Vista da Janela (Quito Ribeiro e Moreno Veloso): Das muitas composições que fiz com meu compadre Quito Ribeiro essa em especial ficou durante mais de duas décadas adormecida esperando o momento certo de vir à luz. Durante esse tempo ela amadureceu e ganhou novos versos chegando ao disco de forma leve e bonita.

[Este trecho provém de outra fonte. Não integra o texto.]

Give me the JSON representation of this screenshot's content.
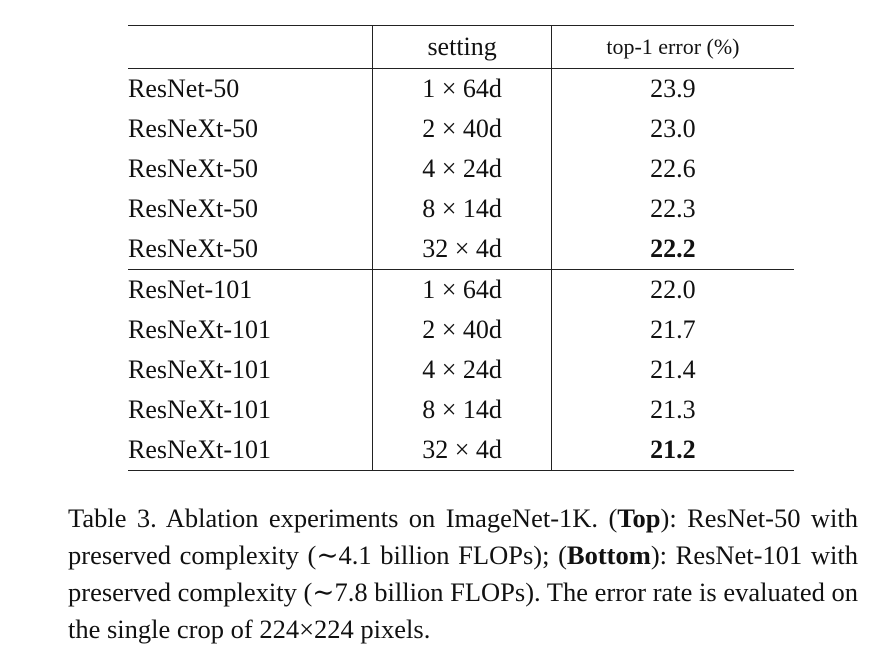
{
  "table": {
    "headers": {
      "model": "",
      "setting": "setting",
      "error": "top-1 error (%)"
    },
    "rows": [
      {
        "model": "ResNet-50",
        "setting": "1 × 64d",
        "error": "23.9",
        "bold": false
      },
      {
        "model": "ResNeXt-50",
        "setting": "2 × 40d",
        "error": "23.0",
        "bold": false
      },
      {
        "model": "ResNeXt-50",
        "setting": "4 × 24d",
        "error": "22.6",
        "bold": false
      },
      {
        "model": "ResNeXt-50",
        "setting": "8 × 14d",
        "error": "22.3",
        "bold": false
      },
      {
        "model": "ResNeXt-50",
        "setting": "32 × 4d",
        "error": "22.2",
        "bold": true
      },
      {
        "model": "ResNet-101",
        "setting": "1 × 64d",
        "error": "22.0",
        "bold": false
      },
      {
        "model": "ResNeXt-101",
        "setting": "2 × 40d",
        "error": "21.7",
        "bold": false
      },
      {
        "model": "ResNeXt-101",
        "setting": "4 × 24d",
        "error": "21.4",
        "bold": false
      },
      {
        "model": "ResNeXt-101",
        "setting": "8 × 14d",
        "error": "21.3",
        "bold": false
      },
      {
        "model": "ResNeXt-101",
        "setting": "32 × 4d",
        "error": "21.2",
        "bold": true
      }
    ]
  },
  "caption": {
    "part1": "Table 3. Ablation experiments on ImageNet-1K. (",
    "top_label": "Top",
    "part2": "): ResNet-50 with preserved complexity (∼4.1 billion FLOPs); (",
    "bottom_label": "Bottom",
    "part3": "): ResNet-101 with preserved complexity (∼7.8 billion FLOPs). The error rate is evaluated on the single crop of 224×224 pixels."
  }
}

Na gravação contei mais uma vez com os amigos Thiago Queiroz nos sopros e Alberto Continentino no baixo acústico complementando a base vinda de Lisboa.

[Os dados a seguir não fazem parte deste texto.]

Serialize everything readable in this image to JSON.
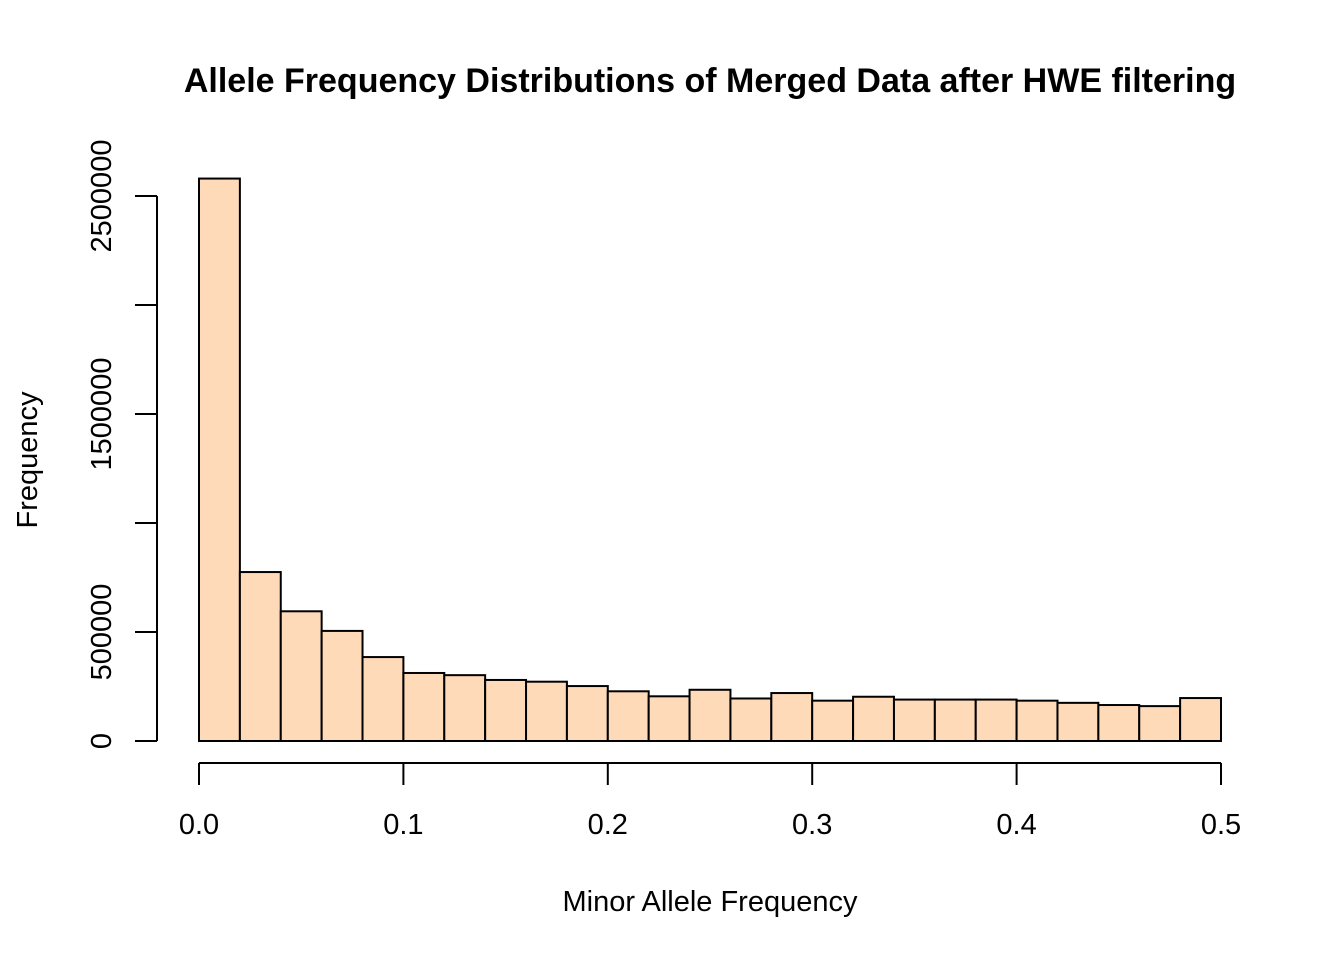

É de Hoje (Moreno Veloso e Luís Filipe de Lima): Recebi a melodia desse samba das mãos do grande músico carioca Luís Filipe de Lima e me diverti muito escrevendo esses versos que falam da Bahia e do recôncavo de forma descontraída e alegre. Para mim essa música representa uma ponte entre o samba do Rio e o de Santo Amaro e de certa forma isso foi traduzido na sonoridade da gravação com o próprio Luís Filipe tocando seu violão de sete cordas junto com o cavaquinho e o repique do Thiago da Serrinha sobre meu prato-e-faca e a turma da base portuguesa, além da presença do agogô do grande amigo Stephane Sanjuan.

Ninguém Viu (Quito Ribeiro e Moreno Veloso): Composta para a abertura de um filme argentino chamado "Una a Novia de Shanghai" esta canção já foi gravada também no disco ao vivo do show "Ofertório" sendo agora a segunda regravação. Como na versão original que foi para o cinema, ela foi toda construída em dupla com Felipe Fernandes que ficou a cargo das guitarras, do lapsteel e do baixo elétrico e traz sonoridades especiais com a mistura do pequeno instrumento chinês erhu com o violoncelo, o ukulele e as percussões.

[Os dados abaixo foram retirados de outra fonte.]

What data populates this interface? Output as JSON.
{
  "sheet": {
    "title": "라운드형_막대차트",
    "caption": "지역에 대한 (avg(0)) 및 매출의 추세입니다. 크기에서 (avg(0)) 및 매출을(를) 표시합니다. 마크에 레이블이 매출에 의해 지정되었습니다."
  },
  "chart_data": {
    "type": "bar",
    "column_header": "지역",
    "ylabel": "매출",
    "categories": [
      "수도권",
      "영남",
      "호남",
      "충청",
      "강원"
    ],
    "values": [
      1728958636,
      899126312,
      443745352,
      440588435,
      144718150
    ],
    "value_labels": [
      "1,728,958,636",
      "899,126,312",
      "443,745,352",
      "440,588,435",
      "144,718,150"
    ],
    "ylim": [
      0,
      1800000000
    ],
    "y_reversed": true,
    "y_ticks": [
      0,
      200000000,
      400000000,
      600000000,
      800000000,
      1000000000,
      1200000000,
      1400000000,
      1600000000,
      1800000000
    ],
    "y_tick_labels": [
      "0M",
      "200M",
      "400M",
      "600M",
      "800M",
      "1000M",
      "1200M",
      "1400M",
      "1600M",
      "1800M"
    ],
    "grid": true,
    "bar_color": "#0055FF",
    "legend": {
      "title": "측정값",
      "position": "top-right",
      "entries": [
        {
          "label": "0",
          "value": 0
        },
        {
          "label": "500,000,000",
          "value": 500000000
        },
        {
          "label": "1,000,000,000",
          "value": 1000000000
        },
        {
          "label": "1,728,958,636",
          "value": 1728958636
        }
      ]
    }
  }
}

Deixe Estar (Antonio Cicero e Marina Lima): Esta é a última faixa do disco e a única não autoral. É uma regravação dessa música que Marina Lima lançou em seu lindo álbum "Pierrot do Brasil" de 1998 e que faz parte do meu imaginário poético desde então. Ela reflete precisamente uma faceta importante desse mundo paralelo: "Deixe estar, vai passar" que é justamente o momento do desencontro cheio de esperança onde ainda é possível sentir a proximidade do que está fora de alcance e com isso também a possibilidade de uma reviravolta na história, porque às vezes a parte mais traiçoeira do amor é que ele pode mesmo florescer de forma inesperada. A gravação foi feita no estúdio do Kassin comigo na voz e no violão, Alberto Continentino no baixo acústico e o próprio Kassin no sintetizador com todos tocando ao mesmo tempo como se estivéssemos em um palco. A interpretação foi registrada assim, ao vivo, sem muito espaço para correções e na terceira ou quarta vez que tocamos a música chegamos ao resultado que está no disco com apenas mais alguns sons dos sintetizadores que o Kassin acrescentou depois.